7. A backlight module comprising the apparatus of claim 1, wherein the upper plate is a diffusion plate.

8. A display device comprising the backlight module of claim 7.

9. An apparatus for mixing light beams, comprising:

a reflective plate for reflecting light beams and changing the direction of the light beams;

a receiving plate disposed above the reflective plate and apart from the reflective plate by a first mixing area;

a first light source for emitting a first light beam having a first wavelength, wherein the first light beam can be split into a first polarized light and a second polarized light;

a second light source for emitting a second light beam having a second wavelength, wherein the second light beam can be split into a third polarized light and a fourth polarized light;

a first cholesteric liquid crystal (CLC) layer disposed on the receiving plate, wherein the polarized reflection and property of transmittance of the first cholesteric liquid crystal (CLC) layer correspond to the first light beam so as to transmit the first polarized light and reflect the second polarized light to the first mixing area;

a second cholesteric liquid crystal (CLC) layer disposed on the receiving plate, wherein the polarized reflection and property of transmittance of the second cholesteric liquid crystal (CLC) layer correspond to second light beam so as to transmit the third polarized light and reflect the fourth polarized light to the first mixing area; and

an upper plate disposed above the receiving plate and apart from the receiving plate by a second mixing area, wherein the first and third polarized lights that pass through the first and second cholesteric liquid crystal (CLC) layers respectively are mixed in the second mixing area;

whereby the second and fourth polarized lights that are reflected by the first and second cholesteric liquid crystal (CLC) layers, respectively are mixed in the first mixing area and then reflected by the reflective plate and then enter the second mixing area.
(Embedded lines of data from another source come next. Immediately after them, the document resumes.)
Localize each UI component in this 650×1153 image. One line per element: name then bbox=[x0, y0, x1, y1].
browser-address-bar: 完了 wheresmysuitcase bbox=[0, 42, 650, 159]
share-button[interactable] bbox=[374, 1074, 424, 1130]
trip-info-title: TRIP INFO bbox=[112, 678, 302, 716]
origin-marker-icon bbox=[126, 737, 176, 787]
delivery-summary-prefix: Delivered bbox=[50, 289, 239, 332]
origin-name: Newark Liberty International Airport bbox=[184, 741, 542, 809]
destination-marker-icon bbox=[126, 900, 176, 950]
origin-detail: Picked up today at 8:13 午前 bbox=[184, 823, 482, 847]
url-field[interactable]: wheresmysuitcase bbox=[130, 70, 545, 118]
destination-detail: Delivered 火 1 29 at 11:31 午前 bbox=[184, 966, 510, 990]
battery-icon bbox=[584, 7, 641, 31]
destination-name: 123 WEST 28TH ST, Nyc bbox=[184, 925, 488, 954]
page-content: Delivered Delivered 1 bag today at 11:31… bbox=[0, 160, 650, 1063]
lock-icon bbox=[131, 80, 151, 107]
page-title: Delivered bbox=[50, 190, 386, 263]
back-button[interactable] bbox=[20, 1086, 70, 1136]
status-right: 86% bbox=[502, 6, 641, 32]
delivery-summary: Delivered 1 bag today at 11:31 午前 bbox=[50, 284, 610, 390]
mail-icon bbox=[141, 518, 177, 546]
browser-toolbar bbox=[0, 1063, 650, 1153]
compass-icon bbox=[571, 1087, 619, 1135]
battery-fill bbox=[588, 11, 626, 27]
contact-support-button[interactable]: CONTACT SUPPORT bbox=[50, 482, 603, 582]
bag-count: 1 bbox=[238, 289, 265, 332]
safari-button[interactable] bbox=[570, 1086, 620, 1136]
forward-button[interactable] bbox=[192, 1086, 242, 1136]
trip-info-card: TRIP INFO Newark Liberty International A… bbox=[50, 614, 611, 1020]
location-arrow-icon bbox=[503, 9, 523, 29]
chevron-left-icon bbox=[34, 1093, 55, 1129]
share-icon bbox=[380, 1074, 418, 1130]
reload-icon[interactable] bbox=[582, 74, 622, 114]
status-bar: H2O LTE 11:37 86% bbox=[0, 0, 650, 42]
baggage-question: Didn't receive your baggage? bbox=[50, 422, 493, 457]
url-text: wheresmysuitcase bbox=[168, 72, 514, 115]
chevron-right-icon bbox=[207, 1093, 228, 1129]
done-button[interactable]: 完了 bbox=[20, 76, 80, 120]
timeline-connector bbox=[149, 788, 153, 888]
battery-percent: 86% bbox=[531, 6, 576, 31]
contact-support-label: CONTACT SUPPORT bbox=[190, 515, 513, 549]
10. The apparatus according to claim 9, further comprising:

a third light source for emitting a third light beam having a third wavelength; and

11. The apparatus according to claim 9, wherein the first light source and the second light source are light emitting diodes (LEDs) of different colors.

12. The apparatus according to claim 10, wherein the first light source, the second light source and the third light source are light emitting diodes (LEDs) of different colors.

13. The apparatus according to claim 10, wherein the third light source is disposed in the first mixing area.

14. The apparatus according to claim 9, wherein the first light source and the second light source are disposed in the first mixing area.

15. A backlight module comprising the apparatus of claim 9, wherein the upper plate is a diffusion plate.

16. A display device comprising the backlight module of claim 15.